Mniej znaczy więcej. Wszyscy znamy to powiedzenie, po raz pierwszy spopularyzowane przez architekta minimalizmu Ludwiga Mies van der Rohe, które zostało przekształcone w frazes przez reklamodawców, programy telewizyjne, a nawet korporacje amerykańskie, które pozbawiają ludzi środków do życia („Musimy się nauczyć robić więcej za mniej”). Ale czy mniej to naprawdę więcej? A jeśli tak, to czy prawdą jest coś przeciwnego? Czy więcej to faktycznie mniej?

Pytania takie jak to mogą być ważniejsze niż myślisz.

Dwoje z nas lubi brać powszechnie akceptowane truizmy i banalne frazesy i obracać je wokół własnej osi, badając odwrotną stronę komunałów i oklepanych frazesów, rzucając światło na przeciwne strony rzekomych faktów.

Na przykład, jaki przydomek nasza kultura często przypisuje dobrze przystosowanej, pozornie udanej osobie? Często mówimy, że ci ludzie są zakotwiczeni („On jest taką zakotwiczoną osobą.”). Słyszeliśmy to określenie często w naszych późnych latach dwudziestych: byliśmy regularnie opisywani jako osoby zakotwiczone i przez długi czas braliśmy to za komplement.

Potem przestaliśmy brać to za wartość nominalną i zapytaliśmy: „Co to jest kotwica?”

To pytanie doprowadziło nas do ważnego odkrycia na temat naszego życia: kotwica jest rzeczą, która trzyma statek w zatoce, zakorzeniony w porcie, tkwiący w jednym miejscu, niezdolny do odkrywania wolności morza. Być może byliśmy zakotwiczeni – wiedzieliśmy, że nie byliśmy zadowoleni z naszego życia – i być może bycie zakotwiczonym niekoniecznie było dobrą rzeczą.

W miarę upływu czasu, każdy z nas zidentyfikował swoje osobiste kotwice – okoliczności powstrzymujące nas przed realizacją prawdziwej wolności – i odkrył, że są one obfite (Joshua skatalogował 83 kotwice; Ryan, 54). Odkryliśmy duże kotwice (długi, złe związki itp.) i małe kotwice (zbędne rachunki, dobra materialne itp.) i z czasem wyeliminowaliśmy zdecydowaną większość z nich, jedną po drugiej, dokumentując nasze doświadczenia w naszej pierwszej książce, Minimalizm: Live a Meaningful Life.

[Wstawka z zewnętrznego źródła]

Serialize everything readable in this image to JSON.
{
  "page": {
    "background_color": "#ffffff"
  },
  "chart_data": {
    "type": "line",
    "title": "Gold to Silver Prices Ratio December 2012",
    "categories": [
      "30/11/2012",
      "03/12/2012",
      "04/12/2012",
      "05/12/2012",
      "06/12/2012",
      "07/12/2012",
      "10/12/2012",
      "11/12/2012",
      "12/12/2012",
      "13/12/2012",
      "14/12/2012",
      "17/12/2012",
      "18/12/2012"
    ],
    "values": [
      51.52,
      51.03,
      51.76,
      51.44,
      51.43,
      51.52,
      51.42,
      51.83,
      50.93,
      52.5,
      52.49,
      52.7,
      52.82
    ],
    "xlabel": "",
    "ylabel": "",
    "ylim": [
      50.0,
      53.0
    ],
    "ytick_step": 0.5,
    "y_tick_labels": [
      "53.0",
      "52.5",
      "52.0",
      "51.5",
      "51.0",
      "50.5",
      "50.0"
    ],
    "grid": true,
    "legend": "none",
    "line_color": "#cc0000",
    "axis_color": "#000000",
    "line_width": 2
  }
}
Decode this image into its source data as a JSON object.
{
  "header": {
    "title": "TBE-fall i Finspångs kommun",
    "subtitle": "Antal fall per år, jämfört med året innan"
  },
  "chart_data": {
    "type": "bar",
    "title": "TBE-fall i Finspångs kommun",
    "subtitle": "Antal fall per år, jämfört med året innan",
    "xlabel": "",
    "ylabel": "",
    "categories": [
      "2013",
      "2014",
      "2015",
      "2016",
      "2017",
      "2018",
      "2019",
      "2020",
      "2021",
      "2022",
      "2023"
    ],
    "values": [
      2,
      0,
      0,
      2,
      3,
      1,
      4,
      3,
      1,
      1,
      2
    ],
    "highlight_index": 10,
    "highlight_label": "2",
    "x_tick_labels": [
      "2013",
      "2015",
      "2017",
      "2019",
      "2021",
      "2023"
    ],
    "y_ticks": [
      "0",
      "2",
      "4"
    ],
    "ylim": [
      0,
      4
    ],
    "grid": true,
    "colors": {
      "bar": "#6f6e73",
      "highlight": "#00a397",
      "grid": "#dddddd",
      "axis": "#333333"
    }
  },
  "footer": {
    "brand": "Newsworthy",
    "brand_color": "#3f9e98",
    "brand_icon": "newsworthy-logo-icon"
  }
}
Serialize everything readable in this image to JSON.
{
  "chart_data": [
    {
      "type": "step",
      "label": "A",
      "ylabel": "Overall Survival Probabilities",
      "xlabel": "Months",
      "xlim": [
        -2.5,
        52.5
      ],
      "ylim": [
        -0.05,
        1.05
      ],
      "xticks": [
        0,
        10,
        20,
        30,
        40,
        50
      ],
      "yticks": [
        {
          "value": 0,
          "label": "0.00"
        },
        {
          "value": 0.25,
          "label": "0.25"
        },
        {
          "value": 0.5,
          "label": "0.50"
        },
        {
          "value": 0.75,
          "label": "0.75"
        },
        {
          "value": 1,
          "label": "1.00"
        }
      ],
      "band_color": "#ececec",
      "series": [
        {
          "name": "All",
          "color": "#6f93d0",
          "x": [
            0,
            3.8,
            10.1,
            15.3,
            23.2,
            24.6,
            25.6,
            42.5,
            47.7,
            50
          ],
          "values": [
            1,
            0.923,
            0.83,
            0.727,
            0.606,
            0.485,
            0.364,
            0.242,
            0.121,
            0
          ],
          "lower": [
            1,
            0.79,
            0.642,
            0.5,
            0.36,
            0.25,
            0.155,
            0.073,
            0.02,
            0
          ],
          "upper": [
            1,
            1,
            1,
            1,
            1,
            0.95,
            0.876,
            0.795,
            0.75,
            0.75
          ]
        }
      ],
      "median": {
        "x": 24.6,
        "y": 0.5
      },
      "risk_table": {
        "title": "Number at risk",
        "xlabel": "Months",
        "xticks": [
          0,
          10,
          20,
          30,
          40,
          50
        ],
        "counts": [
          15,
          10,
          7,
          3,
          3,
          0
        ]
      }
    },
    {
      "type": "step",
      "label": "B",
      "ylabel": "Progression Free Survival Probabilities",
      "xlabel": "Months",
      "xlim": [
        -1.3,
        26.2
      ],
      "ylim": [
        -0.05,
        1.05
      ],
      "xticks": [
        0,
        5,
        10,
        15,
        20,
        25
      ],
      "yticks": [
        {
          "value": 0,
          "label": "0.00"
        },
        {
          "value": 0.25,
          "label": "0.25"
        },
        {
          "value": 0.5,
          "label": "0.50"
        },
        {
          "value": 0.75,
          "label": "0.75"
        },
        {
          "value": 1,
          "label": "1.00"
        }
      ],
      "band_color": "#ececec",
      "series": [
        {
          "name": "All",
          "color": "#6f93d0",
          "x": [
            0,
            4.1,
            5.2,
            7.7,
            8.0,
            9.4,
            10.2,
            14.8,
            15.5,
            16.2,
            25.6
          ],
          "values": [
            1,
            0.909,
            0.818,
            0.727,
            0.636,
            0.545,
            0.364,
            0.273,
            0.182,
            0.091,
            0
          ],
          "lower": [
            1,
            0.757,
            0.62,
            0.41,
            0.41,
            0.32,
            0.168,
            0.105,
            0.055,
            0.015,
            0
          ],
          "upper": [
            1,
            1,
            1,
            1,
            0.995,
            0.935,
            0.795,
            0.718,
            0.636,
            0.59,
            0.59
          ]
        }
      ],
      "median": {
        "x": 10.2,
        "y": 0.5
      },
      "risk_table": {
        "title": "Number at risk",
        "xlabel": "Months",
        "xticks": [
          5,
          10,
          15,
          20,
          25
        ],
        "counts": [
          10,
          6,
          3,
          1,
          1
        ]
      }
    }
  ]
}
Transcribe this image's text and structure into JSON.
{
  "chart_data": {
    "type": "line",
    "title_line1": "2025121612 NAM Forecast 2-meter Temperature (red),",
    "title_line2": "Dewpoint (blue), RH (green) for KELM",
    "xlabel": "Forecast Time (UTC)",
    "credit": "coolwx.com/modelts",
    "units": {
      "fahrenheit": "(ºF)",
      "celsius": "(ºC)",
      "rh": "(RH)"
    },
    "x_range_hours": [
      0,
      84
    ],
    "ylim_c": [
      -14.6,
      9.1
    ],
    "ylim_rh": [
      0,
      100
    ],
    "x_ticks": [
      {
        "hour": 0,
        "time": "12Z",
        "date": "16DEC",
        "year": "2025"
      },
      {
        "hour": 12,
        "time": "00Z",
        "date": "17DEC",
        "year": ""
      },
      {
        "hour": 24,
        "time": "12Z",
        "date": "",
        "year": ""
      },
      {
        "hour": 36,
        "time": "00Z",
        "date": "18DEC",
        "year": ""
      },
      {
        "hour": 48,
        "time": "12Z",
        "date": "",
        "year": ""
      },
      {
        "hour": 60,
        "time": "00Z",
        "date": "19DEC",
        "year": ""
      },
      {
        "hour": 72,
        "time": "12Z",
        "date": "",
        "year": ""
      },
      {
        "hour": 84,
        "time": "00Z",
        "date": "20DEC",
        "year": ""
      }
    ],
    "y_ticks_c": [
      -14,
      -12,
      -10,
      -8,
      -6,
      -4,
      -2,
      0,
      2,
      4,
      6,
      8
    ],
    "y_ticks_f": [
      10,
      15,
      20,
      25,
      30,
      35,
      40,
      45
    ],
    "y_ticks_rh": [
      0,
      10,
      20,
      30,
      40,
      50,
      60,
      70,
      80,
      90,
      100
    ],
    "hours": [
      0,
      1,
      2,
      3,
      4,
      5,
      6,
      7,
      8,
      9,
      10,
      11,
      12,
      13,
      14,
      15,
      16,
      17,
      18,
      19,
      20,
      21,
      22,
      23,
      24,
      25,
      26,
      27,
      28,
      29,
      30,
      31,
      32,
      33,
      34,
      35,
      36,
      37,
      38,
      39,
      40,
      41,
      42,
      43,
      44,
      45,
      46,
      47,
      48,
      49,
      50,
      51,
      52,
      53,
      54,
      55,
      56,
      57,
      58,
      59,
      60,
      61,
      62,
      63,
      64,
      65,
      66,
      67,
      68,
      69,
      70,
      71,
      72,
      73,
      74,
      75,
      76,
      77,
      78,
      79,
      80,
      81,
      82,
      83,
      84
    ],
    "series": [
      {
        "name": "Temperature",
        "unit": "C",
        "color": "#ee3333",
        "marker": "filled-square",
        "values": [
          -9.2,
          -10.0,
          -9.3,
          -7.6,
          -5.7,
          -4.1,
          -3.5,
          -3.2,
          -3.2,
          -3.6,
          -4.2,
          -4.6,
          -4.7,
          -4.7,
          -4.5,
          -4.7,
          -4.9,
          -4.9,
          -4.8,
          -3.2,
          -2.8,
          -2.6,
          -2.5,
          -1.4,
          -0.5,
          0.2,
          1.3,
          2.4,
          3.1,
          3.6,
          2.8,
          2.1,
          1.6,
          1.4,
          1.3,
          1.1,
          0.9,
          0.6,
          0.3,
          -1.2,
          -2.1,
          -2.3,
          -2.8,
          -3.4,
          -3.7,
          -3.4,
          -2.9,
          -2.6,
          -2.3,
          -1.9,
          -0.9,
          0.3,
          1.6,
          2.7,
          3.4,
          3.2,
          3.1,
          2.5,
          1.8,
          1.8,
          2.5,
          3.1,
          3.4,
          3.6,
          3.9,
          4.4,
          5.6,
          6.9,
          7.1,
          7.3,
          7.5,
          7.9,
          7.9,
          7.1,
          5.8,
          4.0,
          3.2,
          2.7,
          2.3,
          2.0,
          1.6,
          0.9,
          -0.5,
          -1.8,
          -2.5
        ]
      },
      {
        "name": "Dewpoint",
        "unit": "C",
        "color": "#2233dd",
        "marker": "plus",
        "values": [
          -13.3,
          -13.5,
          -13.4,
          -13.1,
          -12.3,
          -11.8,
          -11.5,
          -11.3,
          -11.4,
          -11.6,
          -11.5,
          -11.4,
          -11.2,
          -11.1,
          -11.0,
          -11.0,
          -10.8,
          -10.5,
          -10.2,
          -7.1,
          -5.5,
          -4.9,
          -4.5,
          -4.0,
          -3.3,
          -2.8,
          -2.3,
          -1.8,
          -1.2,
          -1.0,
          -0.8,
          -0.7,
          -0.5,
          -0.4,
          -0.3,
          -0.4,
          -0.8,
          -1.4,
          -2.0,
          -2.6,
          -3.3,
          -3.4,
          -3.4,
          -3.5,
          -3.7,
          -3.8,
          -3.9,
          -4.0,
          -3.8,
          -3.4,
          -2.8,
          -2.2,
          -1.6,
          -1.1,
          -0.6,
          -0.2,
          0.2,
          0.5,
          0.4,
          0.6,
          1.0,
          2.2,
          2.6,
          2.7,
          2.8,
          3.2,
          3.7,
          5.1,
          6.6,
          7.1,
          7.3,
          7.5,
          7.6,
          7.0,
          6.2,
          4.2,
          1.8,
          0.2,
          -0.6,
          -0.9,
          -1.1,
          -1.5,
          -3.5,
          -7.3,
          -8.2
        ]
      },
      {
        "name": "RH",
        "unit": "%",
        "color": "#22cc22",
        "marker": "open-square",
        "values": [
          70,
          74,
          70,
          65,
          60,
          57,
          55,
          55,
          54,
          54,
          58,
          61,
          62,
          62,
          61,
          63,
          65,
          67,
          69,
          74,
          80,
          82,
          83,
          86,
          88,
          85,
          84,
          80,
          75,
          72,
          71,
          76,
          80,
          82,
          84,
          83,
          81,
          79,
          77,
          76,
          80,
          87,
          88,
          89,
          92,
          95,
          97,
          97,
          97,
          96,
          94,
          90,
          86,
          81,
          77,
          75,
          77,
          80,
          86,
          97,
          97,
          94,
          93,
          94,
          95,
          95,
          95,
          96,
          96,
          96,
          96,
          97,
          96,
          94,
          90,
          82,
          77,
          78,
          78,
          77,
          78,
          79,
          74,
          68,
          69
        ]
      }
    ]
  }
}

Okazało się, że bycie zakotwiczonym było straszną rzeczą: powstrzymywało nas od prowadzenia życia, które chcieliśmy prowadzić. Nie wszystkie nasze kotwice były złe, ale zdecydowana większość uniemożliwiła nam spotkanie trwałego zadowolenia.

Czy jesteś osobą zakotwiczoną? Czy to jest dobra rzecz? Jakie są niektóre z twoich kotwic? I jakie inne aksjomaty mógłbyś zakwestionować?

Co sprowadza nas z powrotem do naszego pierwotnego zestawu pytań: Czy mniej to naprawdę więcej? Jeśli tak, to czy więcej jest w rzeczywistości mniej?

Sugerujemy, że odpowiedź na oba pytania jest twierdząca.

Posiadanie mniejszej ilości rzeczy, skupienie się na mniejszej ilości zadań i posiadanie mniejszej ilości przeszkód dało nam więcej czasu, więcej wolności i więcej znaczenia w naszym życiu. Mniej pracy pozwala nam wnieść więcej, rozwijać się bardziej i realizować nasze pasje w znacznie większym stopniu.

Mając więcej czasu powoduje mniej frustracji i mniej stresu, więcej wolności dodaje mniej niepokoju i mniej zmartwień, a więcej znaczenia w naszym życiu pozwala nam skupić się znacznie mniej na nadmiarze życia na korzyść tego, co jest naprawdę ważne.

Więc, więcej to mniej? Tak, więcej lub mniej.

Przeczytaj ten esej i 150 innych w naszej nowej książce, Essential.

.

Dodaj komentarz

Twój adres e-mail nie zostanie opublikowany.